Orientar os filhos acerca de sua vocação não é uma tarefa simples e que dure pouco tempo. Há muitos profissionais que se dedicam a orientação vocacional com base em aplicações de testes e estudos de personalidades e outros. Sem que isso represente desprezo por tais métodos, penso que ninguém melhor que os próprios pais e nada mais eficaz que o ambiente familiar para que se descubra e treine a vocação de nossos filhos. Como pais, precisamos conhecer nossos filhos, seus interesses e aptidões. Saber no que são fortes e ter sobre eles um olhar de futuro, uma visão a longo prazo sobre como desejam dedicar suas vidas para Deus.
Minha filha mais velha desde pequena dizia querer ser médica; com o tempo foi desistindo dessa ideia, mas alimentava o desejo de ir para uma profissão relacionada à saúde. Eu, no entanto, não via nela muita aptidão para essa área e sempre questionava seu verdadeiro interesse por pessoas, pelo ser humano, o que é relevante ao profissional da saúde. Eu como mãe sabia que se ela fosse para o caminho do serviço de saúde ela se frustraria e, provavelmente, não seria uma boa profissional. Foram necessárias muitas horas de longas conversas e orientação do coração dela para que ela definisse sobre sua carreira acadêmica superior.
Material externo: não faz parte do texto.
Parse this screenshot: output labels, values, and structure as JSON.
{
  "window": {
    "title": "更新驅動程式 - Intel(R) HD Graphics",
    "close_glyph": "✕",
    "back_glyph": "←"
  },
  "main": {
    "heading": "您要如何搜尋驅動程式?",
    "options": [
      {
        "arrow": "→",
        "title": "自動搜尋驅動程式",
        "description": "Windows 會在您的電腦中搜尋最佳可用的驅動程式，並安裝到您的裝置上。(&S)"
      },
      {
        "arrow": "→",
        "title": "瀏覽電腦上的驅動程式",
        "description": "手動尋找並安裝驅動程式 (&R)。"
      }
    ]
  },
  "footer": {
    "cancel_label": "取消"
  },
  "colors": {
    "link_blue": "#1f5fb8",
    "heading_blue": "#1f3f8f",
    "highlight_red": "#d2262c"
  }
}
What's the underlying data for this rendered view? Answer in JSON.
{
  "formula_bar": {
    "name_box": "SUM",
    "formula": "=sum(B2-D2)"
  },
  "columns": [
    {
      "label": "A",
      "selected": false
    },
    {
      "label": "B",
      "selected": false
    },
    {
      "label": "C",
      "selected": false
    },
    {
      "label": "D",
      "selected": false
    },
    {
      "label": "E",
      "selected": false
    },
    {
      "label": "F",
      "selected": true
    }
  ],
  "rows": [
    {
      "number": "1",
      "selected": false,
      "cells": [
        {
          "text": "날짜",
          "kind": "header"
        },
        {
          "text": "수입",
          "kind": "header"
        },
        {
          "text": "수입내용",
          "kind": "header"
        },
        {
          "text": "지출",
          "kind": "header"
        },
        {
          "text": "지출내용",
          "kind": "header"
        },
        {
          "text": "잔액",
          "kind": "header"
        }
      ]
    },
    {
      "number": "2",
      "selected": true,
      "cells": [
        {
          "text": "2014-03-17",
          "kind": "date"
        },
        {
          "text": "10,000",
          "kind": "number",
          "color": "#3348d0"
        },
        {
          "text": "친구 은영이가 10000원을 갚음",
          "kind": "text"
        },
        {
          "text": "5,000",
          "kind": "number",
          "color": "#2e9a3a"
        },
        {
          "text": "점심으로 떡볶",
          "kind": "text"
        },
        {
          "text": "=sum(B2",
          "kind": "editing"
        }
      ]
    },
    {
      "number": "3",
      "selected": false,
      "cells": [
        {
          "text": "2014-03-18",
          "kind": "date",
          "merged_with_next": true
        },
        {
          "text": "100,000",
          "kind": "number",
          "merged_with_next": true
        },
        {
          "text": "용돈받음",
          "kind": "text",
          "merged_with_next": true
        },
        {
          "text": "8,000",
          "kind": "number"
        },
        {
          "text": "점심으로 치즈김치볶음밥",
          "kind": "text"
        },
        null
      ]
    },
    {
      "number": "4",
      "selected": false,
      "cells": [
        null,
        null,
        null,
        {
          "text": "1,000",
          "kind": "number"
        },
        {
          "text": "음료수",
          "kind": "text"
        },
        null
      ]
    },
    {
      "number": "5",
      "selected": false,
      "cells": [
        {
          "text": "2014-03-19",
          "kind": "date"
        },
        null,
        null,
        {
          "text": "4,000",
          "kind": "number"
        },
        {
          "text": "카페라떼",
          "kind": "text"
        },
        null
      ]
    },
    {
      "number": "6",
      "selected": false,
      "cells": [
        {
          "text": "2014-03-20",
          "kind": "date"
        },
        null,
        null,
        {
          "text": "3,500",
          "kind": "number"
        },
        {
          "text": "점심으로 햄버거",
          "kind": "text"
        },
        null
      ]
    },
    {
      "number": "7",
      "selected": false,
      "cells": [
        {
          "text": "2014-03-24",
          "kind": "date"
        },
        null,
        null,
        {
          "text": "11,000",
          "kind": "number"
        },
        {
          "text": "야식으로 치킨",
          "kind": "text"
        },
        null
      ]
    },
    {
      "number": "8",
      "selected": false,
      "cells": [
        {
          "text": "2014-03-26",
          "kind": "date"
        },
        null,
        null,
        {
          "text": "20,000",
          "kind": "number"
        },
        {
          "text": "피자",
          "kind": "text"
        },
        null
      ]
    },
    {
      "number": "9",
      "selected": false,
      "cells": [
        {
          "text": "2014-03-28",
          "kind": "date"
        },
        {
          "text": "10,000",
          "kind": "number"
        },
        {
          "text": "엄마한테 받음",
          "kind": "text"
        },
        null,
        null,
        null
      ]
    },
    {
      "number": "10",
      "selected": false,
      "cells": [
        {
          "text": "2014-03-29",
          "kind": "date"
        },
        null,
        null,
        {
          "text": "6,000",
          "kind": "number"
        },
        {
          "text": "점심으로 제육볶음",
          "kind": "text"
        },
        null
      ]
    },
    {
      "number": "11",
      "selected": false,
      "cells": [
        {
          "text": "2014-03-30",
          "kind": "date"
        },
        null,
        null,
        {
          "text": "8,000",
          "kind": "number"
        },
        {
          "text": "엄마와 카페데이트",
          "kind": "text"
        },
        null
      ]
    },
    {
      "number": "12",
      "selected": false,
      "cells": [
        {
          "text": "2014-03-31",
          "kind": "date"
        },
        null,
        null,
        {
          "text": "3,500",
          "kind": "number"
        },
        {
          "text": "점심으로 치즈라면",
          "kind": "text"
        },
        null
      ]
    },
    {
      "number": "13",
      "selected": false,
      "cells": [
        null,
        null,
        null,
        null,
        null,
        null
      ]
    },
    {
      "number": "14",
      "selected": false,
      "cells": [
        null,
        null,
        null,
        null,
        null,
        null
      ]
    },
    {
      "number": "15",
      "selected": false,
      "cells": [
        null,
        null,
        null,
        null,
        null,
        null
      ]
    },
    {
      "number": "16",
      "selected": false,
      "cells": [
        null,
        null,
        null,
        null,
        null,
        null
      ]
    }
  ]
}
Adiamos o ano de entrada na Universidade, não tivemos pressa quanto a sua decisão, esperamos que amadurecesse, se organizasse emocionalmente e, principalmente, tivesse uma experiência mais profunda com Deus. Sempre lhe lembramos o quanto ela era boa em discursos, como facilmente aprendia um novo idioma e também sobre sua maestria natural em resolução de conflitos. Conversamos muitas vezes com ela sobre como ela poderia ser útil ao reino de Deus trabalhando com serviços humanitários; e assim ela descobriu que gostava de lidar e atender pessoas, mas não para tratar da saúde delas. Ela então escolheu fazer Relações Internacionais, um curso que a tem trazido muito aprendizado, crescimento, realização e projeção de futuro. Conhecendo minha filha, eu não imaginava ser tratada por ela como médica ou enfermeira, mas acho que me sentiria bastante segura em tê-la como representante na condução de conflito de nações em uma situação de guerra.
Já a nossa segunda filha sempre soube a área que queria seguir, embora não tivesse clareza da profissão. Ela sempre quis ser artista. Desde pequena suas inclinações para essa área foram evidentes. Diferentemente da mais velha, o nosso trabalho com ela não foi de orientação sobre a vocação ou desenvolvimento de talentos, mas tivemos um longo e profundo trabalho de orientação do seu coração para que ela se conduzisse nessa vocação artística para a glória de Deus.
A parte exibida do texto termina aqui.